August 1956 (65 years ago)
On Aug. 14, 1956, 58-year-old Bertolt Brecht died from heart failure in East Berlin. Brecht was a German theatre practitioner, playwright, and poet whose theory and practice of drama, referred to as Epic Theatre, has had a profound impact on 20th and 21st Century theatre. As a young dramatist working in Berlin in the 1920’s, Brecht studied Karl Marx. Brecht’s films and plays were critical of the Weimar Republic and Nazism. He fled Nazi Germany in February 1933 and lived in exile in other parts of Europe and the U.S. until he returned to East Berlin in 1949. Early in his career, before visiting the United States, Brecht was quite fascinated by the country. Later, he became disillusioned while living in the U.S. from 1941 to 1947, a time when he was surveilled by the FBI and subpoenaed to testify before the House Un-American Activities Committee (HUAC). Brecht initially resisted giving testimony to the committee, but eventually did testify that he had never been a member of the Communist Party. Brecht was a prolific writer, authoring over 50 works for the stage and screen, hundreds of poems, and multiple theoretical works.
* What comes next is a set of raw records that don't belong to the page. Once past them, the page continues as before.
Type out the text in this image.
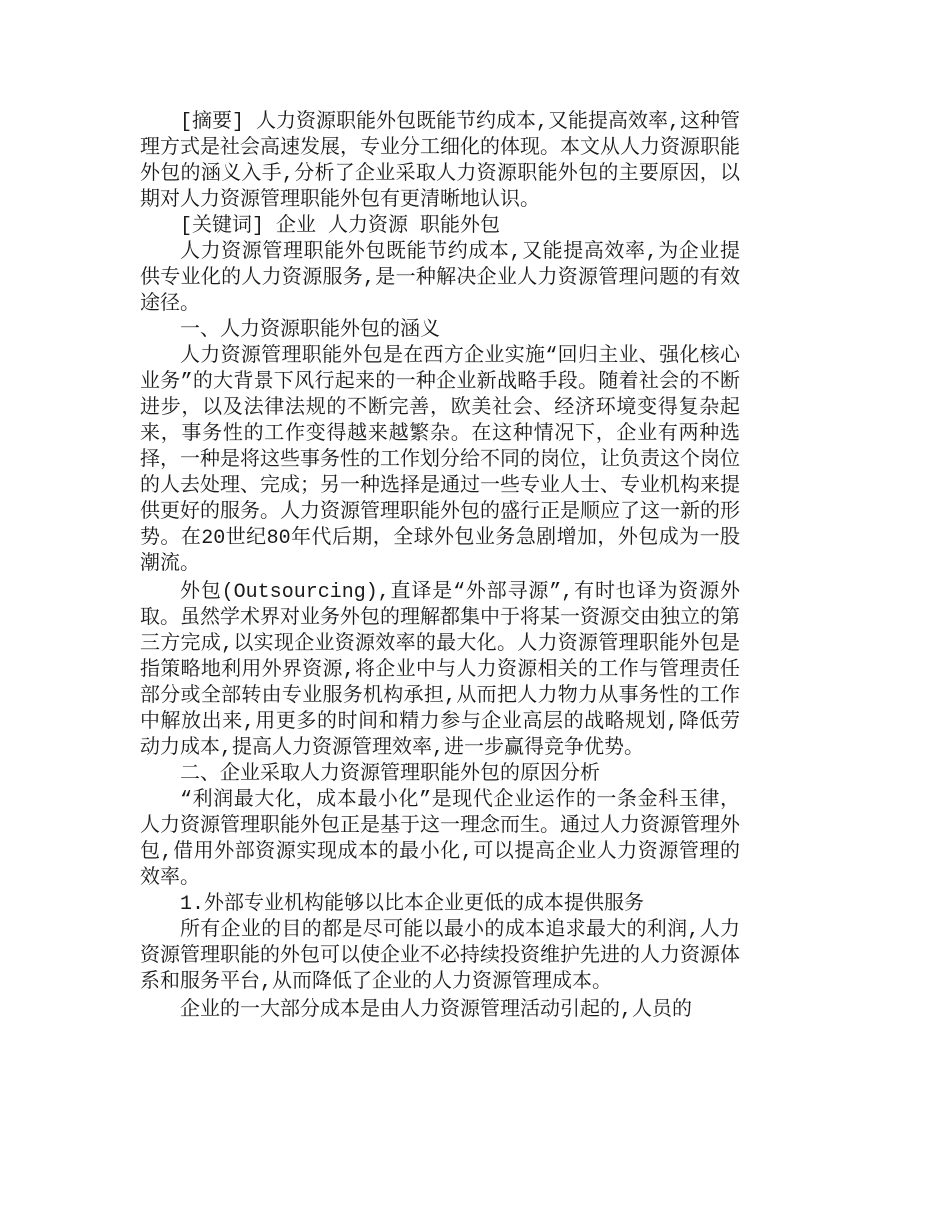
[摘要] 人力资源职能外包既能节约成本,又能提高效率,这种管理方式是社会高速发展，专业分工细化的体现。本文从人力资源职能外包的涵义入手,分析了企业采取人力资源职能外包的主要原因，以期对人力资源管理职能外包有更清晰地认识。

[关键词] 企业 人力资源 职能外包

人力资源管理职能外包既能节约成本,又能提高效率,为企业提供专业化的人力资源服务,是一种解决企业人力资源管理问题的有效途径。

一、人力资源职能外包的涵义

人力资源管理职能外包是在西方企业实施“回归主业、强化核心业务”的大背景下风行起来的一种企业新战略手段。随着社会的不断进步，以及法律法规的不断完善，欧美社会、经济环境变得复杂起来，事务性的工作变得越来越繁杂。在这种情况下，企业有两种选择，一种是将这些事务性的工作划分给不同的岗位，让负责这个岗位的人去处理、完成；另一种选择是通过一些专业人士、专业机构来提供更好的服务。人力资源管理职能外包的盛行正是顺应了这一新的形势。在20世纪80年代后期，全球外包业务急剧增加，外包成为一股潮流。

外包(Outsourcing),直译是“外部寻源”,有时也译为资源外取。虽然学术界对业务外包的理解都集中于将某一资源交由独立的第三方完成,以实现企业资源效率的最大化。人力资源管理职能外包是指策略地利用外界资源,将企业中与人力资源相关的工作与管理责任部分或全部转由专业服务机构承担,从而把人力物力从事务性的工作中解放出来,用更多的时间和精力参与企业高层的战略规划,降低劳动力成本,提高人力资源管理效率,进一步赢得竞争优势。

二、企业采取人力资源管理职能外包的原因分析

“利润最大化，成本最小化”是现代企业运作的一条金科玉律，人力资源管理职能外包正是基于这一理念而生。通过人力资源管理外包,借用外部资源实现成本的最小化,可以提高企业人力资源管理的效率。

1.外部专业机构能够以比本企业更低的成本提供服务

所有企业的目的都是尽可能以最小的成本追求最大的利润,人力资源管理职能的外包可以使企业不必持续投资维护先进的人力资源体系和服务平台,从而降低了企业的人力资源管理成本。

企业的一大部分成本是由人力资源管理活动引起的,人员的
August 1966 (55 years ago)
On a hot night in August in 1966 at Gene Compton’s Cafeteria in San Francisco’s Tenderloin district, a transgender woman took a stand against the repeated police harassment of drag queens and trans people. While being arrested on a pretense of “female impersonation,” she threw her coffee in a police officer’s face. Other queer patrons at the cafeteria joined in her efforts to repel the brutality of the police by throwing sugar shakers and forcing the police out onto the street. Susan Stryker, in her documentary Screaming Queens: The Riot at Compton’s Cafeteria calls it, “the first known instance of collective militant queer resistance to police harassment in United States history.” In 2018, the Tenderloin Museum opened an interactive, original theatre piece inspired by the events of that night. The piece was written by Collette LeGrande, Mark Nassar, and Donna Personna, directed by AeJay Mitchell, and conceived by Mark Nassar and Katie Conry.
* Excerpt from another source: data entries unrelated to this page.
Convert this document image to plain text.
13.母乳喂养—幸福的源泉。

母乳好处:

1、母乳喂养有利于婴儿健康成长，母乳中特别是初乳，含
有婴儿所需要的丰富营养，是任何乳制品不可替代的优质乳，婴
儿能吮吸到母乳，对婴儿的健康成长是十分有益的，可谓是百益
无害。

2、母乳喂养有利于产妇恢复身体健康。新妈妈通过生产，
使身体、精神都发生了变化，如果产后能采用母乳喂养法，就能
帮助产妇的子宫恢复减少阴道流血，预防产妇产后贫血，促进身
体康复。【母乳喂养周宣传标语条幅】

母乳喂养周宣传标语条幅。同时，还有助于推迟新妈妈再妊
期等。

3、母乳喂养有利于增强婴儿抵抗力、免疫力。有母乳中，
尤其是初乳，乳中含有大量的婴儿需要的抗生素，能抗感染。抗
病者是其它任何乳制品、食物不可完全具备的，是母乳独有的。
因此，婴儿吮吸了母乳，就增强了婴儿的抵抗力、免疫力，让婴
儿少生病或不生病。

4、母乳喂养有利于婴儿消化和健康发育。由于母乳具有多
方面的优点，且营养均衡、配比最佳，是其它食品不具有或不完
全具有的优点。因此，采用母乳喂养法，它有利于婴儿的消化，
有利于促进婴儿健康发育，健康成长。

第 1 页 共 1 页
August 2011 (10 years ago)
William S. Yellow Robe Jr. ‘s play Thieves opened at the Public Theatre on Aug. 3, 2011, presented by Amerinda Theatre. Yellow Robe was an Assiniboine and Sioux playwright, actor, director, and teacher, born and raised on the Fort Peck Indian Reservation in Poplar, Mont. We mark this anniversary with sadness at the news that Yellow Robe died in Bangor, Maine, on July 19, 2021, after a long illness. His obituary notes: “Although he had hoped to return to teaching in the fall, his body lost the fight against the traumas of colonization.” Yellow Robe received multiple awards for his contributions to theatre, including a Helen Merrill Award from the New York Community Trust, which was announced in this publication the day after he died. With over 70 plays to his credit and associations with multiple theatre companies and universities, William S. Yellow Robe Jr. made a profound impact on American theatre.